On Thu, Jul 01, 2004 at 12:50:52PM +0100, Graham wrote:
On Thursday 01 July 2004 12:07, kpwatson@pop3.ukfsn.org wrote:
I use Debian and have done this so I'd be happy to talk about how easy/dificult it was and the kludges I had to do to get it working.
But I'm sure there's others on the list who have also.
Can we have a quick show of hands;
who else would be interested in a talk on this subject?
who else has done this and would be willing to participate in leading
a disscussion on it?
Keith
Having installed Debian it seemed to me a lot more closed than Red Hat / Mandrake / SuSE, possibly due to the cultural bias against anything 'impure'. So as a Java programmer I was disappointed to be offered a 5-year old Microsoft-level relic rather than the current Sun version. I'd be interested not so much in the OS installation - that was pretty easy - but more on how to manage and use the system on a day-to-day basis without tools like YAST or DrakConf.
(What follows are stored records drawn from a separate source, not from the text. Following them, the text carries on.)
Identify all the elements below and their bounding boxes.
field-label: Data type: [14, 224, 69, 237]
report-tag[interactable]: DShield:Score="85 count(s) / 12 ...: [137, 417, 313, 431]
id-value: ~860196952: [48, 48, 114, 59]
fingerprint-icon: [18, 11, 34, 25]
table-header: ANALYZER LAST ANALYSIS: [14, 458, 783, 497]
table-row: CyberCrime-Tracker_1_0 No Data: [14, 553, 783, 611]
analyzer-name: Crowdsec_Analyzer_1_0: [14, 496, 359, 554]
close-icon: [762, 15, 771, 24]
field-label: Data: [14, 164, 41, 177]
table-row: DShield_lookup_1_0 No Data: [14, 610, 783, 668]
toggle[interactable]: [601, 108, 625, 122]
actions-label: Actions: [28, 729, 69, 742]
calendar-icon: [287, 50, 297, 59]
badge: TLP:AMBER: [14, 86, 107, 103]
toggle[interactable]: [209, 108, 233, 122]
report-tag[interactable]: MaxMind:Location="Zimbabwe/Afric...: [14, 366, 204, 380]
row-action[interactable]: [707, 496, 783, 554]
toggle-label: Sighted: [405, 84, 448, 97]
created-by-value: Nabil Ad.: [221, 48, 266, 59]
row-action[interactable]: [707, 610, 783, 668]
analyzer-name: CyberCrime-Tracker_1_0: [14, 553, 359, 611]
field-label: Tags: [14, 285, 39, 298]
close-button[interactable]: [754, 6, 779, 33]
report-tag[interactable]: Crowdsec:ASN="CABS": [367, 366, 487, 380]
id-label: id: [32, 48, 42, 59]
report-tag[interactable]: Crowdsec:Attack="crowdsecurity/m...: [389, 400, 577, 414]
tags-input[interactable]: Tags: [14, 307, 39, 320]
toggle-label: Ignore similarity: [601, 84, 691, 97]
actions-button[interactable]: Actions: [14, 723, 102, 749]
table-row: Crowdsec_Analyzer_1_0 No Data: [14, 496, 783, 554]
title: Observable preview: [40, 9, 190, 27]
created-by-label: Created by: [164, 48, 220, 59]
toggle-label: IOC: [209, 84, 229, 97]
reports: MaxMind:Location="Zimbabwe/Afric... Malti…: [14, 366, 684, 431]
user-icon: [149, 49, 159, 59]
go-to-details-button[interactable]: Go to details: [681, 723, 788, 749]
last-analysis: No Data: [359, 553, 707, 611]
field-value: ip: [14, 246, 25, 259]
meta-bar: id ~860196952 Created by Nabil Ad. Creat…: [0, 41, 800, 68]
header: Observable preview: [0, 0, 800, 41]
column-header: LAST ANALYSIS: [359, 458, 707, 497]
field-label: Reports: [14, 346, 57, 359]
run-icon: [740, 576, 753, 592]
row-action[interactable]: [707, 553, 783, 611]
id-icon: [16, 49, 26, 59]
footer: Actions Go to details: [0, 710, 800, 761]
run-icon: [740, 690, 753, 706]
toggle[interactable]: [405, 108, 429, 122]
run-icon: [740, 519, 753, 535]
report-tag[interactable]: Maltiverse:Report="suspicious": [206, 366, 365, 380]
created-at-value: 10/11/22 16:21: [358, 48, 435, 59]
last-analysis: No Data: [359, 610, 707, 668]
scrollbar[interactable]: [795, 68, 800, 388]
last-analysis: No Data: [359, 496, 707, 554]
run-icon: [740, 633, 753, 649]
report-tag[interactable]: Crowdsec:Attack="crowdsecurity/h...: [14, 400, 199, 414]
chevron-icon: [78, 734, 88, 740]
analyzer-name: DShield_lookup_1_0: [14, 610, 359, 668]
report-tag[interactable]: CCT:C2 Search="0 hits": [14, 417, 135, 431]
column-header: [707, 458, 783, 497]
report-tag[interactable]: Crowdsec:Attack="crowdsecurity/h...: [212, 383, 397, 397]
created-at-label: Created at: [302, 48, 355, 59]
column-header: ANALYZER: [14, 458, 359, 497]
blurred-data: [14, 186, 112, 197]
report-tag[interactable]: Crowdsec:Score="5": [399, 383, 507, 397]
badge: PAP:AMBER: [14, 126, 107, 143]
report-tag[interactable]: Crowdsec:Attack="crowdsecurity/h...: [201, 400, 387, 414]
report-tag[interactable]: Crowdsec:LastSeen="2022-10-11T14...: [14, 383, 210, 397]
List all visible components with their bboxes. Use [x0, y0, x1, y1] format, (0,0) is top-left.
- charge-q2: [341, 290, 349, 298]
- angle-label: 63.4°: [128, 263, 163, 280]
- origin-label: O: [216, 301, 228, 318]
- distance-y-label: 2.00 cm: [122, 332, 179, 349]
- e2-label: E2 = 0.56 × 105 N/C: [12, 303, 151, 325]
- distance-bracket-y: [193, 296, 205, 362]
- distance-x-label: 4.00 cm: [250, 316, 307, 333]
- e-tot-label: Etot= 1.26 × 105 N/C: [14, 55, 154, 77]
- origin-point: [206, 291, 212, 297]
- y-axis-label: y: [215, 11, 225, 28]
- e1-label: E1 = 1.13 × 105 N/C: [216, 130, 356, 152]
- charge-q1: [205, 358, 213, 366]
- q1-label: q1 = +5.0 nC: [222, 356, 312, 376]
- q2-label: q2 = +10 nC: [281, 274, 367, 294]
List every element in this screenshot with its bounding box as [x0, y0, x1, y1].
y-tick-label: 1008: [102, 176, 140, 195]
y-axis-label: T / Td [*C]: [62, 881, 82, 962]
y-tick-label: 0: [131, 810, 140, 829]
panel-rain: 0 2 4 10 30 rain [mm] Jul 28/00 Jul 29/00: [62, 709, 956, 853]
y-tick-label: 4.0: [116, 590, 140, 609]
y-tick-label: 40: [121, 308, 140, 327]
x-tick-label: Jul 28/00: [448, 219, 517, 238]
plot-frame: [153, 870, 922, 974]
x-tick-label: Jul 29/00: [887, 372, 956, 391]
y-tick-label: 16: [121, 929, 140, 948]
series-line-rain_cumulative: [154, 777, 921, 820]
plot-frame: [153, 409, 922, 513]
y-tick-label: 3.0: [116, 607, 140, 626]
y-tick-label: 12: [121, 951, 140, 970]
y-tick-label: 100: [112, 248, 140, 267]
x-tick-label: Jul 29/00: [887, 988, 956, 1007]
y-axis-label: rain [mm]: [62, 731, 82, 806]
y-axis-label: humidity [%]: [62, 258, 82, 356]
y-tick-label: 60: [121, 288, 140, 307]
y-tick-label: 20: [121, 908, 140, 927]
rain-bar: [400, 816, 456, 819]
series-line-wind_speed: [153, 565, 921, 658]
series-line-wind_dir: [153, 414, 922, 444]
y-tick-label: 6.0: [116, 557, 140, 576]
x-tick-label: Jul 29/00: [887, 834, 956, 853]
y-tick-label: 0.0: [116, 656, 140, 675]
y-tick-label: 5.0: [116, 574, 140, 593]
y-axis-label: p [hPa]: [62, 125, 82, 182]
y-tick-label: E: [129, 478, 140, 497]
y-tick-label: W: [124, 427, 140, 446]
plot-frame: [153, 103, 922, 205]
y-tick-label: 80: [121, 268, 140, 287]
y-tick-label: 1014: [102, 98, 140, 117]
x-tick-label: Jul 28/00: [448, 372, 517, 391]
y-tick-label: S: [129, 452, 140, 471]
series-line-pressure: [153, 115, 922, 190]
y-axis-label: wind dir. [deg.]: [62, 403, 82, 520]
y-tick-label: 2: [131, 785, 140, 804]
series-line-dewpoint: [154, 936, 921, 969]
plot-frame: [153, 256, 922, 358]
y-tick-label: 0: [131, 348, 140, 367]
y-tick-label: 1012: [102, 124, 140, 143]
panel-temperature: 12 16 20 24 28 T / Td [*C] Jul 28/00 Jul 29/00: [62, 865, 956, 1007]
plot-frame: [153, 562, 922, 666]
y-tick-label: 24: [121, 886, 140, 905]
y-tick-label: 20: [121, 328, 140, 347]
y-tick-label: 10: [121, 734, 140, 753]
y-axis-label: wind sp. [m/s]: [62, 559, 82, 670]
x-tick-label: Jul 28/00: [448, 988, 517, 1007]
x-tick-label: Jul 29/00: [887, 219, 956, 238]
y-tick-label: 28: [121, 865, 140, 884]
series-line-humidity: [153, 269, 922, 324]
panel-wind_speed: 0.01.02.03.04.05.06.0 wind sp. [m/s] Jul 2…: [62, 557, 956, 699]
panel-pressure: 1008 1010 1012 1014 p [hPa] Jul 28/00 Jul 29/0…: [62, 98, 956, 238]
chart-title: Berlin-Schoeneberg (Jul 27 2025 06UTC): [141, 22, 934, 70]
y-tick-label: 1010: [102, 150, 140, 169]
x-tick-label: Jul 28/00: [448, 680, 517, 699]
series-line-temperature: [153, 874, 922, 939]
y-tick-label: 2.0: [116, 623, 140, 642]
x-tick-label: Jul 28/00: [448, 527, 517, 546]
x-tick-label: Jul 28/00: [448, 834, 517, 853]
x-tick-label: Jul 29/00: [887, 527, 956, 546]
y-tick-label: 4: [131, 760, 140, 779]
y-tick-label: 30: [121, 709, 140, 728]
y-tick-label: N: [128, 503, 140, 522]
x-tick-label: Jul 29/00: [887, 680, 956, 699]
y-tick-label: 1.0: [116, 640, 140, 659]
There's a lot of unofficial debian sources, as for Java, well, we're still waiting on that for a bit :) Of course, most people just install the latest Java from Sun in to /usr/local/java/blah and then set the right environment variables and paths (it's certainly what I do, but then I only use Java for damned Java applets anyways).
As for configuring the system, there's debconf for most packages (dpkg-reconfigure-plow packagename) which will do most things that are simple, otherwise, you learn how the system works, and what tools like YaST and DrakConf do in the background, /etc/ is a lovely place to play in, use it wisely :) There's always linuxconf/webmin if you really do need a front end to configuring things... I tend to be more of the opinion that a text editor and man pages are the right way to administer configuration rather than rely on a front end to edit those files for you, and, in some cases, make rather nasty mistakes.